ABCD pins inside the above image , is process by two logic IC ,XOR&AND ,
to use only two pins to control the motor(Forward/Backward/Stop/Brake).

the photointerrupter encoder and wheel disk are like this

the encoder signal connect to pin 20 (intterupt 4 in MEGA)

void setup(){
  attachInterrupt(4, change_encoder, RISING);

change_encoder() is the ISR function to accumulate the encoder’s value

volatile int  encoder,encoder_last;
void change_encoder(){

Then I print out the encoder’s value using serial port,
and control the motor using analogWrite&digitalWrite

void loop(){
 if(encoder!=encoder_last) //print only when encoder change


pin4&5 are the control pins of H-bridge.
if i change the ‘1’'s code from digitalWrite(4/5,HIGH) to analogWrite(4,5,0-255)
it will be the PWM speed control of Motor
pin4 pin5
1 0 Forward
0 1 Backward
0 0 Stop
1 1 Brake

NOW here comes the problem!!!
when I use digitalWrite with both motor control pins (motor full speed)


the encoder works well like this(serial monitor)
everytime encoder moves one step , encoder acc one

but when i use analogWrite with motor contorl pins (motor PWM speed)

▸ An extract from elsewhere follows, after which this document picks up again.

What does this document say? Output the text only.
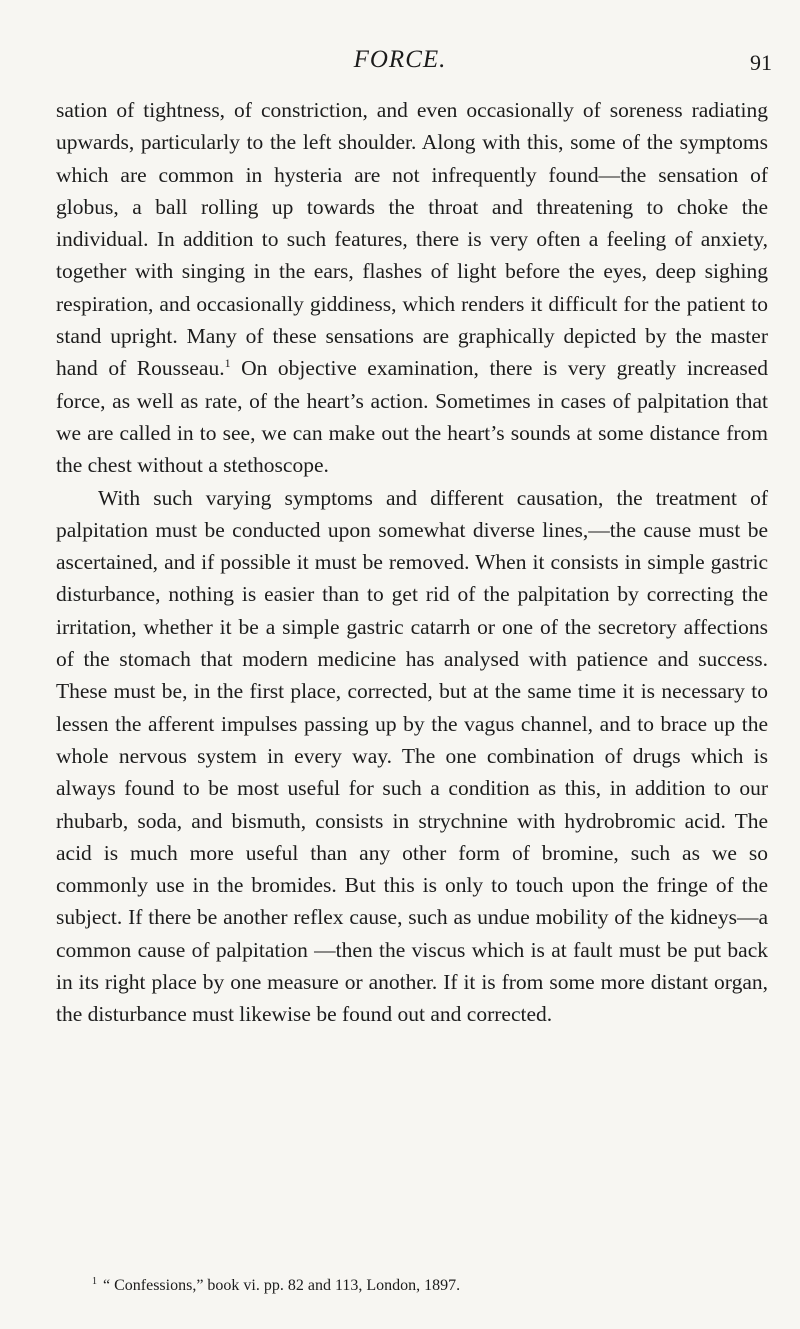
FORCE.	91

sation of tightness, of constriction, and even occasionally of soreness radiating upwards, particularly to the left shoulder. Along with this, some of the symptoms which are common in hysteria are not infrequently found—the sensation of globus, a ball rolling up towards the throat and threatening to choke the individual. In addition to such features, there is very often a feeling of anxiety, together with singing in the ears, flashes of light before the eyes, deep sighing respiration, and occasionally giddiness, which renders it difficult for the patient to stand upright. Many of these sensations are graphically depicted by the master hand of Rousseau.$^1$ On objective examination, there is very greatly increased force, as well as rate, of the heart’s action. Sometimes in cases of palpitation that we are called in to see, we can make out the heart’s sounds at some distance from the chest without a stethoscope.

With such varying symptoms and different causation, the treatment of palpitation must be conducted upon somewhat diverse lines,—the cause must be ascertained, and if possible it must be removed. When it consists in simple gastric disturbance, nothing is easier than to get rid of the palpitation by correcting the irritation, whether it be a simple gastric catarrh or one of the secretory affections of the stomach that modern medicine has analysed with patience and success. These must be, in the first place, corrected, but at the same time it is necessary to lessen the afferent impulses passing up by the vagus channel, and to brace up the whole nervous system in every way. The one combination of drugs which is always found to be most useful for such a condition as this, in addition to our rhubarb, soda, and bismuth, consists in strychnine with hydrobromic acid. The acid is much more useful than any other form of bromine, such as we so commonly use in the bromides. But this is only to touch upon the fringe of the subject. If there be another reflex cause, such as undue mobility of the kidneys—a common cause of palpitation —then the viscus which is at fault must be put back in its right place by one measure or another. If it is from some more distant organ, the disturbance must likewise be found out and corrected.

$^1$ “ Confessions,” book vi. pp. 82 and 113, London, 1897.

everytime encoder moves one step, encoder acc unstable
maybe 1 jump to 11 12 jump to 16 everystep

I dont know if it is the electronic problem or programming problem.
hope some one can help!!

You H-bridge is flawed. You need to drive A, B, C and D directly, not via that logic circuit - its absolutely vital that you switch off one arm of the H-bridge before switching on the other - that circuit is very slow to switch off the upper p-FETs and the way you have it the 24V supply will be shorted out on every transition for perhaps 2 to 5 us - this could easily blow up the MOSFETs and will certainly cause massive current spikes that will interfer with circuit operation.

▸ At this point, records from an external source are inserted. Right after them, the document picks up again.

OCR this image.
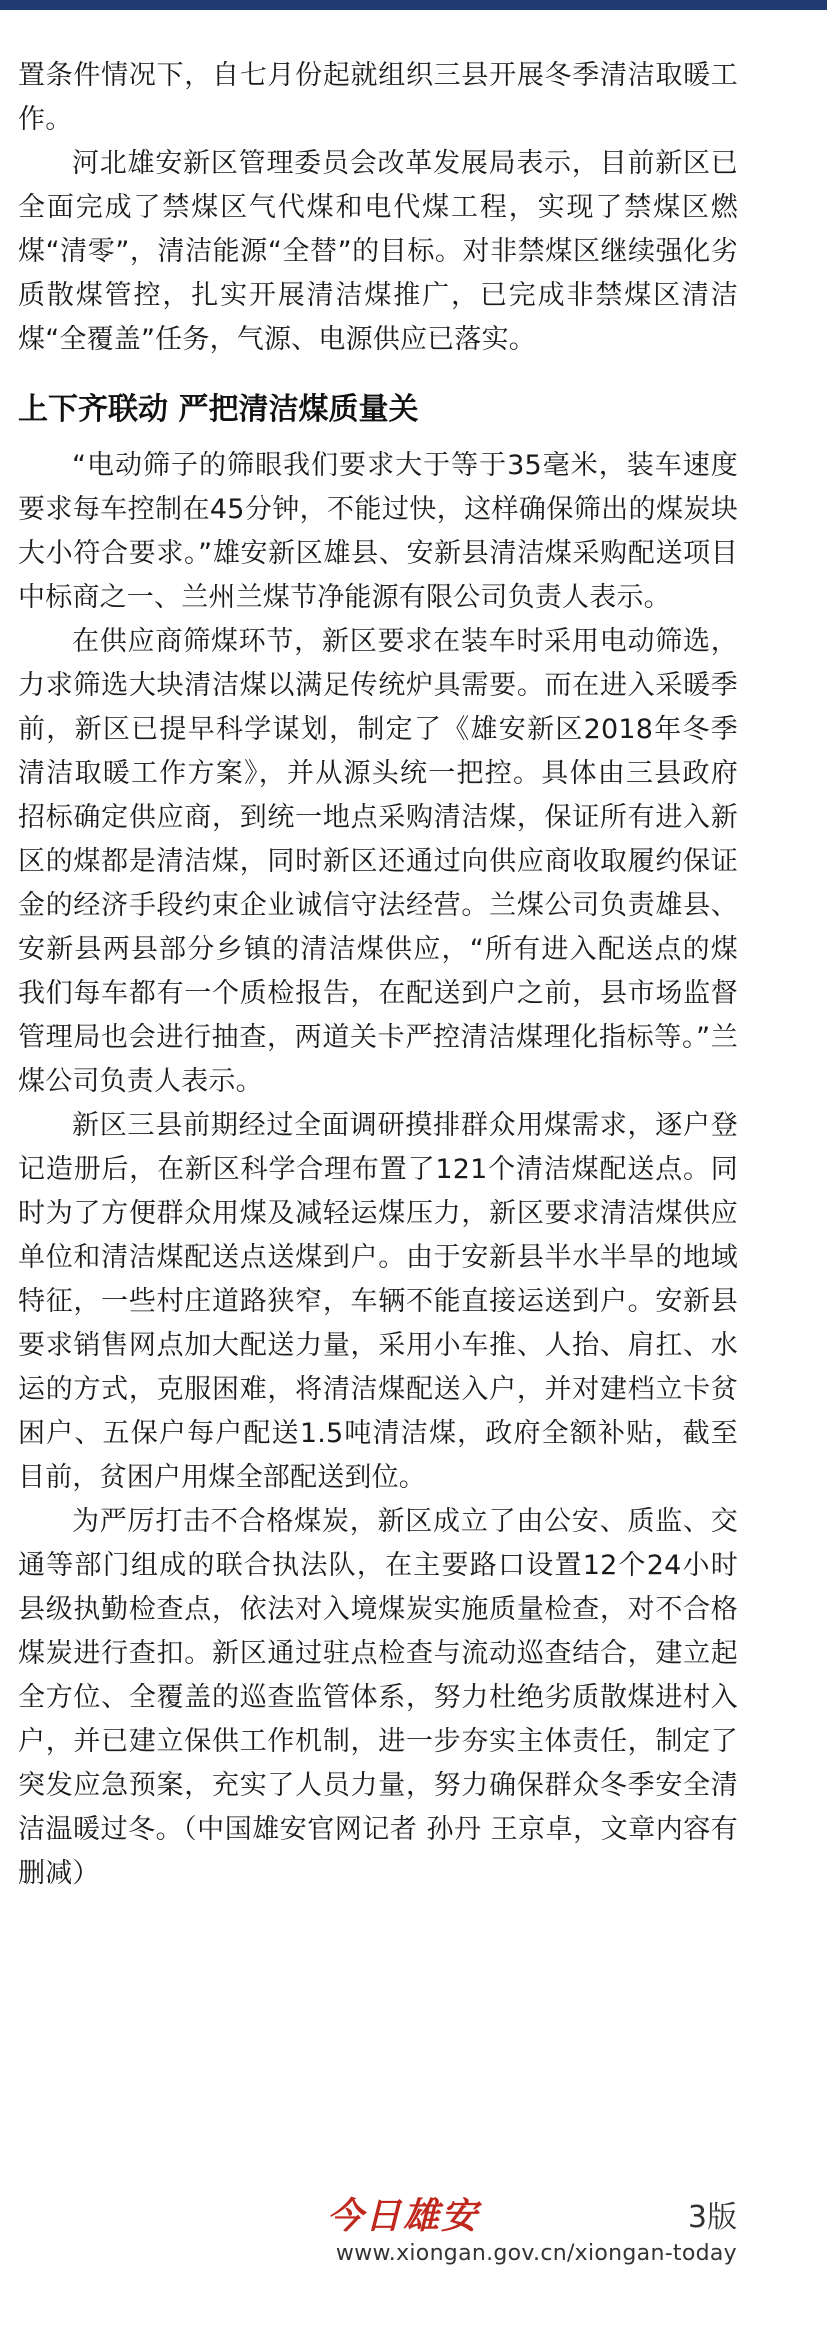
置条件情况下，自七月份起就组织三县开展冬季清洁取暖工作。

河北雄安新区管理委员会改革发展局表示，目前新区已全面完成了禁煤区气代煤和电代煤工程，实现了禁煤区燃煤“清零”，清洁能源“全替”的目标。对非禁煤区继续强化劣质散煤管控，扎实开展清洁煤推广，已完成非禁煤区清洁煤“全覆盖”任务，气源、电源供应已落实。

上下齐联动 严把清洁煤质量关

“电动筛子的筛眼我们要求大于等于35毫米，装车速度要求每车控制在45分钟，不能过快，这样确保筛出的煤炭块大小符合要求。”雄安新区雄县、安新县清洁煤采购配送项目中标商之一、兰州兰煤节净能源有限公司负责人表示。

在供应商筛煤环节，新区要求在装车时采用电动筛选，力求筛选大块清洁煤以满足传统炉具需要。而在进入采暖季前，新区已提早科学谋划，制定了《雄安新区2018年冬季清洁取暖工作方案》，并从源头统一把控。具体由三县政府招标确定供应商，到统一地点采购清洁煤，保证所有进入新区的煤都是清洁煤，同时新区还通过向供应商收取履约保证金的经济手段约束企业诚信守法经营。兰煤公司负责雄县、安新县两县部分乡镇的清洁煤供应，“所有进入配送点的煤我们每车都有一个质检报告，在配送到户之前，县市场监督管理局也会进行抽查，两道关卡严控清洁煤理化指标等。”兰煤公司负责人表示。

新区三县前期经过全面调研摸排群众用煤需求，逐户登记造册后，在新区科学合理布置了121个清洁煤配送点。同时为了方便群众用煤及减轻运煤压力，新区要求清洁煤供应单位和清洁煤配送点送煤到户。由于安新县半水半旱的地域特征，一些村庄道路狭窄，车辆不能直接运送到户。安新县要求销售网点加大配送力量，采用小车推、人抬、肩扛、水运的方式，克服困难，将清洁煤配送入户，并对建档立卡贫困户、五保户每户配送1.5吨清洁煤，政府全额补贴，截至目前，贫困户用煤全部配送到位。

为严厉打击不合格煤炭，新区成立了由公安、质监、交通等部门组成的联合执法队，在主要路口设置12个24小时县级执勤检查点，依法对入境煤炭实施质量检查，对不合格煤炭进行查扣。新区通过驻点检查与流动巡查结合，建立起全方位、全覆盖的巡查监管体系，努力杜绝劣质散煤进村入户，并已建立保供工作机制，进一步夯实主体责任，制定了突发应急预案，充实了人员力量，努力确保群众冬季安全清洁温暖过冬。（中国雄安官网记者 孙丹 王京卓，文章内容有删减）

今日雄安	3版
www.xiongan.gov.cn/xiongan-today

The p-channel FETs you have specify a total gate charge of 53nC, and you are charging/discharging them through 2 1k resistors (effectively in parallel). Thus a maximum of 24 mA is available (12V / 500 ohms) to charge/discharge that 53nC, the fastest it can be done is thus 2.2us, in practice most of the charge has to be drained when the gate is at -4V or so (8mA available) so more like 5us is needed. If you simultaneously switch on the low-side nchannel FET it is likely to switch on much sooner, and you have two FETs switched on across a 24V battery (capable of > 200A perhaps?).

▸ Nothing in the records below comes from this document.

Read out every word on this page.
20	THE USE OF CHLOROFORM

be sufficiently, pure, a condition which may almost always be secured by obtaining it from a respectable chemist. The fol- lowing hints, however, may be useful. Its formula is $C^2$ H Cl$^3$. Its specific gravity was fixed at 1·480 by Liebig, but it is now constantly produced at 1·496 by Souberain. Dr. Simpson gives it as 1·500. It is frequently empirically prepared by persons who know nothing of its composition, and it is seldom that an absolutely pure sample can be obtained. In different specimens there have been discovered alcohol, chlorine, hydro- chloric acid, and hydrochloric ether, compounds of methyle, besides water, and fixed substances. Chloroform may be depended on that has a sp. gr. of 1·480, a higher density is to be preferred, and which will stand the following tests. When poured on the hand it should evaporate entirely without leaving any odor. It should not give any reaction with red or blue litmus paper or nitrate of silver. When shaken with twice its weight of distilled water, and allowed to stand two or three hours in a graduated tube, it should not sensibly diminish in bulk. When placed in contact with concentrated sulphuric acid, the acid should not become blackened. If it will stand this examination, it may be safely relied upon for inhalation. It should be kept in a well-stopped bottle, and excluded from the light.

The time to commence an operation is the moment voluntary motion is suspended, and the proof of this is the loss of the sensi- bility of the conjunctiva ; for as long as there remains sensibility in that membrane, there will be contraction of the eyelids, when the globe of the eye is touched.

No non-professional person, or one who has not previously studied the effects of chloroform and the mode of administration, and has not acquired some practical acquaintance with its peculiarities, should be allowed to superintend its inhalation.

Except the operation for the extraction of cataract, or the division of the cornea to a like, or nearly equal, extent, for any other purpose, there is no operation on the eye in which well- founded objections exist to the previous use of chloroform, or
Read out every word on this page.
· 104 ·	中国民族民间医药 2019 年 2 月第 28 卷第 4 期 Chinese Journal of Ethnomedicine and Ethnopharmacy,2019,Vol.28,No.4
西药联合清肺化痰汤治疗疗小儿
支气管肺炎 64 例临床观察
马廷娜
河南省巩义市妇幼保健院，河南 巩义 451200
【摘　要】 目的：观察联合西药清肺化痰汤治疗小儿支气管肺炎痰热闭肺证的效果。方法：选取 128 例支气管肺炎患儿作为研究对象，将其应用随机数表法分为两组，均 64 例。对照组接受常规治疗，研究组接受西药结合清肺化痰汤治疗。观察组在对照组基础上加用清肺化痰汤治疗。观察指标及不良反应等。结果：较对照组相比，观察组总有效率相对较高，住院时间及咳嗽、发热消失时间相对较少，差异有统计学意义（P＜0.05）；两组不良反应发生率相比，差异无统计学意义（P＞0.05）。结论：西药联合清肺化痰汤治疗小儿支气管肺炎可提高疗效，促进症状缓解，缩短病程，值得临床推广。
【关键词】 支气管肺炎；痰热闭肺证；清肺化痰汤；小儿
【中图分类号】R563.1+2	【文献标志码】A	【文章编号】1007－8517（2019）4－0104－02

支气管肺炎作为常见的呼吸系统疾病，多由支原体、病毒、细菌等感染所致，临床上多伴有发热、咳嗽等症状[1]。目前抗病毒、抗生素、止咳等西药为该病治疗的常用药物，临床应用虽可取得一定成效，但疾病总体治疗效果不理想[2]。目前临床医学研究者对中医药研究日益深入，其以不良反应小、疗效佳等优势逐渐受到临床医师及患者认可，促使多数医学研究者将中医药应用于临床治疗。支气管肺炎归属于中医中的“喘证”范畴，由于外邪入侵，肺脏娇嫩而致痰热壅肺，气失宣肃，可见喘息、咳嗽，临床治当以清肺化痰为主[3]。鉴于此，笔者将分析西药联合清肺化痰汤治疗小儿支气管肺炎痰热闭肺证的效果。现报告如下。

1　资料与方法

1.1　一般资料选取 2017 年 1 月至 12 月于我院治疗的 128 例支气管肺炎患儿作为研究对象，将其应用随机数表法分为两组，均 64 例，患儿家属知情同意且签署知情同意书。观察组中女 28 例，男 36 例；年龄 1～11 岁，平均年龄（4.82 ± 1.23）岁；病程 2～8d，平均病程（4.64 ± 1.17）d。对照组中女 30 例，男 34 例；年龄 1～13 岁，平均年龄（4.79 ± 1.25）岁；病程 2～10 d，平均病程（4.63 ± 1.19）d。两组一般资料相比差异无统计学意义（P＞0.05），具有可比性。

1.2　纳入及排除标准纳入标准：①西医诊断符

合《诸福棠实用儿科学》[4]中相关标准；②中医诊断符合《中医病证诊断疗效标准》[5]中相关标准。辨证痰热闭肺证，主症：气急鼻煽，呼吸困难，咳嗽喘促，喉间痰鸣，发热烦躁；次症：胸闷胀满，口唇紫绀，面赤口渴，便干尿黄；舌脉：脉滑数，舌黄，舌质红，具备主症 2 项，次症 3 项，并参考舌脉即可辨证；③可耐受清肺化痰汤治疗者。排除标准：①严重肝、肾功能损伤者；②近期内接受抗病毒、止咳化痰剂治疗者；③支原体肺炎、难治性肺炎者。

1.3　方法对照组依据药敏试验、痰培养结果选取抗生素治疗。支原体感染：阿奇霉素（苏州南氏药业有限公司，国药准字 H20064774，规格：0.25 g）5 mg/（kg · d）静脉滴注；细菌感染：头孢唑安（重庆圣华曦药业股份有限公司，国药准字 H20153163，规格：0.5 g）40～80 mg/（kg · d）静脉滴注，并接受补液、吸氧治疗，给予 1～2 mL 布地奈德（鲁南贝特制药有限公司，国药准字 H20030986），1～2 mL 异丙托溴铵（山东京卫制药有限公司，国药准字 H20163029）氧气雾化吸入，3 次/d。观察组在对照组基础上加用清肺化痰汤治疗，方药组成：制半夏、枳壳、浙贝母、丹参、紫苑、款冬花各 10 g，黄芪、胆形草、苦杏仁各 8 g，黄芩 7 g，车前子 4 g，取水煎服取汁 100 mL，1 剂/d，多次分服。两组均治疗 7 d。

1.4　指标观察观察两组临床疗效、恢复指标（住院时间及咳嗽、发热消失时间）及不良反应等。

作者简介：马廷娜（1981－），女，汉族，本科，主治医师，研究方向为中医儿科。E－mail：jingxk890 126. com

You need to read up on "shoot-through" in H-bridges. By switching each FET individually you can avoid this situation by including suitable delays. If you want to drive from a single PWM line you'll need to develop a delay circuit to implement the delays. Hint available H-bridge driver chips usually provide adjustable delays and can also switch MOSFETs much faster (gate drive impedance a lot lower than 500 ohms).